A company needs to process a substantial amount of real-time data with complex event processing. Which Google Cloud service should they use?

  • A Cloud Pub/Sub
  • B Cloud Dataflow
  • C BigQuery
  • D Cloud Functions
Explanation Cloud Dataflow handles real-time data processing, whereas the other options have different capabilities.
Q354

You are configuring data retention policies in BigQuery. What happens when you set a table's expiration time to 0?

  • A Data never expires
  • B Data expires immediately
  • C Data expires in 24 hours
  • D Data expiration is disabled
Explanation Setting expiration time to 0 means the data will never expire; other options misrepresent how expiration works.
Q355

Which service would you use for training large-scale machine learning models on Google Cloud?

  • A AI Platform
  • B Cloud Functions
  • C BigQuery
  • D Cloud Storage
Explanation AI Platform is designed for training ML models, while the others serve different purposes.
Q356

A company needs to deploy a machine learning model but wants to ensure minimal downtime during updates. Which approach should they take?

  • A Rolling update
  • B Blue-green deployment
  • C Canary deployment
  • D N/A
Explanation Blue-green deployment allows seamless model updates without downtime, unlike the other methods.
Q357

What happens when you set a Cloud Function to trigger on a Pub/Sub message, but the processing takes longer than the function timeout?

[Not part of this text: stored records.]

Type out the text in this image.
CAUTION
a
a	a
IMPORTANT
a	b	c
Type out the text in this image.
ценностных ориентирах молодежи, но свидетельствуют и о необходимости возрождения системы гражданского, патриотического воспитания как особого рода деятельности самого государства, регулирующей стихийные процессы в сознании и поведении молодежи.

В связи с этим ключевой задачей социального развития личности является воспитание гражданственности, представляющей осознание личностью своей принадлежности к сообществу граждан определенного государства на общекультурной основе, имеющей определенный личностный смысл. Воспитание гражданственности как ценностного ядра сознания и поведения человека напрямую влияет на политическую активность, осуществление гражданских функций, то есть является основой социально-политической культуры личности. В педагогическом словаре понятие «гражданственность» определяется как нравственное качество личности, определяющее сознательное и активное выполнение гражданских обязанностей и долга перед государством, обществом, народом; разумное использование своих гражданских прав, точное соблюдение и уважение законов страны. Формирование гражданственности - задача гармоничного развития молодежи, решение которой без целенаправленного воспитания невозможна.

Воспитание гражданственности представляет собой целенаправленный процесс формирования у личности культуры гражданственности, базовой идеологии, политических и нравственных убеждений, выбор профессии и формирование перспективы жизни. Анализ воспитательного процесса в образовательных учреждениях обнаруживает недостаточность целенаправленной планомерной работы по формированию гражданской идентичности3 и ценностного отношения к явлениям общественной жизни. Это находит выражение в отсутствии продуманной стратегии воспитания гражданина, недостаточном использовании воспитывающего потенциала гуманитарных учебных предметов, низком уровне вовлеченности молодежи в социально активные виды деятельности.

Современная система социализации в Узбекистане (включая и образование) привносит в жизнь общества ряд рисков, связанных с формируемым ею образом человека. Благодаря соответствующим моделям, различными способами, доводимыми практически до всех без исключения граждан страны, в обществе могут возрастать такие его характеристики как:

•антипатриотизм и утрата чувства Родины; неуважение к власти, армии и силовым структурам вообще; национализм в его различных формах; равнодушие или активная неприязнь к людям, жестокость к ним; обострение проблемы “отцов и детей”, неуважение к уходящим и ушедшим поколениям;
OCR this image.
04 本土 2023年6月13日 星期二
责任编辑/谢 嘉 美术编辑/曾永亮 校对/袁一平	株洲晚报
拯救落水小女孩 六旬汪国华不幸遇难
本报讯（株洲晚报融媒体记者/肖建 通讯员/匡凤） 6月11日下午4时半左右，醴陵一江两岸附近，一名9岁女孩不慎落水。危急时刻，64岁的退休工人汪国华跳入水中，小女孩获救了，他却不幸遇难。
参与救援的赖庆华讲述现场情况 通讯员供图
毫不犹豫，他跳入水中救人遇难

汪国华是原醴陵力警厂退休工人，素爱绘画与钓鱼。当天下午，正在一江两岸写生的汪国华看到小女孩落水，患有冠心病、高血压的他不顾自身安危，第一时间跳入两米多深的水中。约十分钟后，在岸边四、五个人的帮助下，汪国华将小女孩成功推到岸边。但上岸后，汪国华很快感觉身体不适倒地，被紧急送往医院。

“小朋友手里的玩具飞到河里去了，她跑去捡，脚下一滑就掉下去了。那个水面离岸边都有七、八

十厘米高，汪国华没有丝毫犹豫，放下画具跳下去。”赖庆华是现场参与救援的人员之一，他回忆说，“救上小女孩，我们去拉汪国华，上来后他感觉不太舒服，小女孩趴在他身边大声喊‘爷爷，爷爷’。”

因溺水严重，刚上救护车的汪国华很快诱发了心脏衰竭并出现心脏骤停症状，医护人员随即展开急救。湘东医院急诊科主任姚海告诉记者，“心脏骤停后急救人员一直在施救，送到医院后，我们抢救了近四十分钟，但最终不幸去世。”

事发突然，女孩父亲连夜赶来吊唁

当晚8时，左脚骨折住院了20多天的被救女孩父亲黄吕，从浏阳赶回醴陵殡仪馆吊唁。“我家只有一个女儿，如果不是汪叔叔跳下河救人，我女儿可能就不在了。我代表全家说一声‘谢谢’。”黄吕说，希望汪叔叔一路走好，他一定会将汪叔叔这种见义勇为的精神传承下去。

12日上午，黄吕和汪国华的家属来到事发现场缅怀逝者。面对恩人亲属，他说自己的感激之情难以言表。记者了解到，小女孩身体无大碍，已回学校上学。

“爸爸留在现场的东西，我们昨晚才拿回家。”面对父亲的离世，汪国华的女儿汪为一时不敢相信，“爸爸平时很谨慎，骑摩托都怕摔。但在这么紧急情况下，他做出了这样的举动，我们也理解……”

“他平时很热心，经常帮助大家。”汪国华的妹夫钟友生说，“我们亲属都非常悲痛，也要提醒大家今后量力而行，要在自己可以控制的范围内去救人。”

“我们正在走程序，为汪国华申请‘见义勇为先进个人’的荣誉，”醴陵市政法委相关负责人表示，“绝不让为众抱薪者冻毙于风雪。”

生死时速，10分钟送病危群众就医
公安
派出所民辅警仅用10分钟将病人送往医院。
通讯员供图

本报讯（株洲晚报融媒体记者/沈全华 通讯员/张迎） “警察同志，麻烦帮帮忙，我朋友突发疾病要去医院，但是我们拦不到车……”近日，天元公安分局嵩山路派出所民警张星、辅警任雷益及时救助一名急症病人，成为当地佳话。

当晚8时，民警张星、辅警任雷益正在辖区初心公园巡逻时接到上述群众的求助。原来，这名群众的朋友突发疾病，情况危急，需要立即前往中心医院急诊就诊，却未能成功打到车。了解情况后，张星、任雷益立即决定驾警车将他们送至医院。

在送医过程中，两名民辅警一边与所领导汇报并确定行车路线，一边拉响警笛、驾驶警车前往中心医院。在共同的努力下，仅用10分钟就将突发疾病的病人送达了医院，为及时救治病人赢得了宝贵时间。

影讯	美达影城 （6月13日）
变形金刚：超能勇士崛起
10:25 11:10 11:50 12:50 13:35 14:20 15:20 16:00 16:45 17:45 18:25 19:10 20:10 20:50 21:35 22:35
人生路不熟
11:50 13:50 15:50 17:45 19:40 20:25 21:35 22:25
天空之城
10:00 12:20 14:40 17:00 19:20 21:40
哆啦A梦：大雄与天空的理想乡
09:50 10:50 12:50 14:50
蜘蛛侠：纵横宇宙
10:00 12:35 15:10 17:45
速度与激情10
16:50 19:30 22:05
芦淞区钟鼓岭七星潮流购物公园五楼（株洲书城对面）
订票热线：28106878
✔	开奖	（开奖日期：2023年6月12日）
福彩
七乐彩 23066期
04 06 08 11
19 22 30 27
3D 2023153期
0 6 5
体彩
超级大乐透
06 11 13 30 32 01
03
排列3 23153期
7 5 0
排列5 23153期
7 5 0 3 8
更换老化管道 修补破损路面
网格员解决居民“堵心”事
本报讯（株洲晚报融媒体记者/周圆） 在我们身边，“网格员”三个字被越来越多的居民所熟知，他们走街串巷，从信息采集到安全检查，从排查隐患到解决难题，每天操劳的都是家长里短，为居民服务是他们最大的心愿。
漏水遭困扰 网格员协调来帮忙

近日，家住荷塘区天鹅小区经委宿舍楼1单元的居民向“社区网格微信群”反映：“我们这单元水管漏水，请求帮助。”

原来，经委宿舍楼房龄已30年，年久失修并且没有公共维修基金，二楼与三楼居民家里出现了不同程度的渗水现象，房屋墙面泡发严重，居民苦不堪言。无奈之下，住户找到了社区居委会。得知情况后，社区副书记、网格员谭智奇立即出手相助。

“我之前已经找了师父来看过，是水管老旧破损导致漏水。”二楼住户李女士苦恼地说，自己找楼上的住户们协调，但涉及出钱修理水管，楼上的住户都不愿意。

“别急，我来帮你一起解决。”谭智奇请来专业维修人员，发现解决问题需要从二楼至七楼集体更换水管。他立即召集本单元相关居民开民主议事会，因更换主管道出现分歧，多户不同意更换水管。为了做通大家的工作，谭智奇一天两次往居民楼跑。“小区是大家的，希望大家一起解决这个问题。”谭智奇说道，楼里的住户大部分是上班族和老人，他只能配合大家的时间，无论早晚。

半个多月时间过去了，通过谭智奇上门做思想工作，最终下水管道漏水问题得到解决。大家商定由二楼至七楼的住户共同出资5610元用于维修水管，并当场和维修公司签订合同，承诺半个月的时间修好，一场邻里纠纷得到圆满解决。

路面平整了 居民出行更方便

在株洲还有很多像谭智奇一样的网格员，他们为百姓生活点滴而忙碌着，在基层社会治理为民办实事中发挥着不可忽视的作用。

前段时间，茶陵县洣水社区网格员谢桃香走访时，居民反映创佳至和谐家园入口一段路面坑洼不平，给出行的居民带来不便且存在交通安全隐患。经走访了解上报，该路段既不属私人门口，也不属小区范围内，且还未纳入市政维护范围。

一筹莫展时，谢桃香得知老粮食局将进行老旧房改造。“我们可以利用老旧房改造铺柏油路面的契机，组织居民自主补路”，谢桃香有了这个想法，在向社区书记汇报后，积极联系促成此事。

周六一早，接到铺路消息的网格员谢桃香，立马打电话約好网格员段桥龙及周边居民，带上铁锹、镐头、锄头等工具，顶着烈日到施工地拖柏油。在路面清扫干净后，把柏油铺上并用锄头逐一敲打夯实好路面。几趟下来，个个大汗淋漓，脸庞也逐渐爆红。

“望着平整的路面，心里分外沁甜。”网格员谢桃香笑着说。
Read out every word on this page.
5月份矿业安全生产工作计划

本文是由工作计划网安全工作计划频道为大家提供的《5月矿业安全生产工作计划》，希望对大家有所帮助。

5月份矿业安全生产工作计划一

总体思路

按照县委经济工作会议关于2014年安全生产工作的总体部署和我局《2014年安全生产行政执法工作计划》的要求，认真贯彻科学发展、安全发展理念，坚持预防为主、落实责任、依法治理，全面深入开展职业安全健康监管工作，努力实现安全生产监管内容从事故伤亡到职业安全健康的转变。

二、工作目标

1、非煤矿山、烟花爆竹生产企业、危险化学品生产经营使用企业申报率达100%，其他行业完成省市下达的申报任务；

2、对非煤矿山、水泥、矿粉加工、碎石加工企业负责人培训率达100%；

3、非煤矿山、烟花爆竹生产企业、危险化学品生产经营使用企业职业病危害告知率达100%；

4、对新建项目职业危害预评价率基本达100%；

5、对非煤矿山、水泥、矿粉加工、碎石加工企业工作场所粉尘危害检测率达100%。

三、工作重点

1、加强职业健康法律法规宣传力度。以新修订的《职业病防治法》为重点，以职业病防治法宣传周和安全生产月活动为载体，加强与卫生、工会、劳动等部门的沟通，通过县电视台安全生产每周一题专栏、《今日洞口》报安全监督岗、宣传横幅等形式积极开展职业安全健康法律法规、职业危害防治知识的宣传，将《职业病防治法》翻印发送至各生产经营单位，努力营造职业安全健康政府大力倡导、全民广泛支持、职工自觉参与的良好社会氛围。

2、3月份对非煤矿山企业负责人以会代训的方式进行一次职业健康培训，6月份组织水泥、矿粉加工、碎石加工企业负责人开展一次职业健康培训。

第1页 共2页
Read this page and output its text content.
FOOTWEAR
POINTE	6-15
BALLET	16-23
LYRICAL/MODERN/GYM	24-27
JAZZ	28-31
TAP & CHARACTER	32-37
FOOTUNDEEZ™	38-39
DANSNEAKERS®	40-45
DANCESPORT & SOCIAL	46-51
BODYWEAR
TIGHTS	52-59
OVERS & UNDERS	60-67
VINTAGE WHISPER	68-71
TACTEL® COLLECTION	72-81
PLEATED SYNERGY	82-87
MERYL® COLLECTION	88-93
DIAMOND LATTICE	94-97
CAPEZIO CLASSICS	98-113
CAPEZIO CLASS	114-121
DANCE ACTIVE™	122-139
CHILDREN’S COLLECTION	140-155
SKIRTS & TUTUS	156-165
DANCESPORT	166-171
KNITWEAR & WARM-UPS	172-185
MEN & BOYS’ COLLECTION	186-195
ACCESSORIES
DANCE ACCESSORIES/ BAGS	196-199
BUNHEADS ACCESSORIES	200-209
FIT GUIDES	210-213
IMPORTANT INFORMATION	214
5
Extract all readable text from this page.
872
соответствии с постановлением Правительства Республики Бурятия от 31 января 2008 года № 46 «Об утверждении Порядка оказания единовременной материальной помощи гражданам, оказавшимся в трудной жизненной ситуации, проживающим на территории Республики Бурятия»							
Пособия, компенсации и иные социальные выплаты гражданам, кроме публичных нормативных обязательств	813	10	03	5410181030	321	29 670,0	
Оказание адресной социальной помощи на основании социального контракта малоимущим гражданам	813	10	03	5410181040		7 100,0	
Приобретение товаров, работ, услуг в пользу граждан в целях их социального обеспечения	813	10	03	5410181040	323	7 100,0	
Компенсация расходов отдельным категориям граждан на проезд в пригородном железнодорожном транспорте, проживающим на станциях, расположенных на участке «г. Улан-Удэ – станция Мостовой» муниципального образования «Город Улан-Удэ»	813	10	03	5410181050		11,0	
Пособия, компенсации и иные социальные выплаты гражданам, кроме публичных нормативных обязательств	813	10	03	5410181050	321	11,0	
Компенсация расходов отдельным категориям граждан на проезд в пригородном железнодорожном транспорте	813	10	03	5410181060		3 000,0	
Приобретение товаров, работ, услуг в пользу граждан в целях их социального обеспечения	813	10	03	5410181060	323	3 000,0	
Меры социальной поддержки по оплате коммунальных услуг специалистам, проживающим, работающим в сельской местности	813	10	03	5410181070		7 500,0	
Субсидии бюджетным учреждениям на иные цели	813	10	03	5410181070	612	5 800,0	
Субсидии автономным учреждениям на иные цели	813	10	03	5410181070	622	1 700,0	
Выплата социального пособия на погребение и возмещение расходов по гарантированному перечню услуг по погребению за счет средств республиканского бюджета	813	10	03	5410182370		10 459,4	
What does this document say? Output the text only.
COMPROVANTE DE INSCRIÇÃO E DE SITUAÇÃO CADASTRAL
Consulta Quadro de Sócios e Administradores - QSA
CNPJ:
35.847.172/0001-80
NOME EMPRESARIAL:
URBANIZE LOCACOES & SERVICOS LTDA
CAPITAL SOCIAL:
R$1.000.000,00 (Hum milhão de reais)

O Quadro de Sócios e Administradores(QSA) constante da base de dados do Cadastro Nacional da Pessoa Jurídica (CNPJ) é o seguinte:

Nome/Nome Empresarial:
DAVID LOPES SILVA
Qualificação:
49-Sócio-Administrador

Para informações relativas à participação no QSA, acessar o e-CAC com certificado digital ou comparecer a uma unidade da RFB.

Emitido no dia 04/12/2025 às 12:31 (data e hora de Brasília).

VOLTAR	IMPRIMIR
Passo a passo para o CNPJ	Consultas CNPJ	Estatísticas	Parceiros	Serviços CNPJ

  • A Message is successfully processed
  • B Function retries immediately
  • C Message is sent to a dead-letter queue
  • D Function fails and message is lost
Explanation If the processing exceeds timeout, the function fails, leading to message loss if not handled correctly.
Q358

Which service provides automated ML model tuning?

  • A AI Platform Hyperparameter Tuning
  • B BigQuery Machine Learning
  • C Dataflow for Training
  • D Cloud AutoML Tables
Explanation AI Platform Hyperparameter Tuning specifically automates model tuning; other options serve different purposes.
Q359

A company needs to securely share machine learning data. Which service is best suited for this?

  • A Google Drive
  • B Cloud Storage with IAM
  • C BigQuery Dataset
  • D Cloud Pub/Sub
Explanation Cloud Storage with IAM allows fine-grained access control, unlike the others which lack secure sharing features.
Q360

What happens when a TensorFlow model has an excessively high learning rate?

  • A Model converges too quickly
  • B Model diverges and loses accuracy
  • C Model overfits the training data
  • D No effect, train runs normally
Explanation A high learning rate can cause divergence, while other options inaccurately describe learning rate impacts.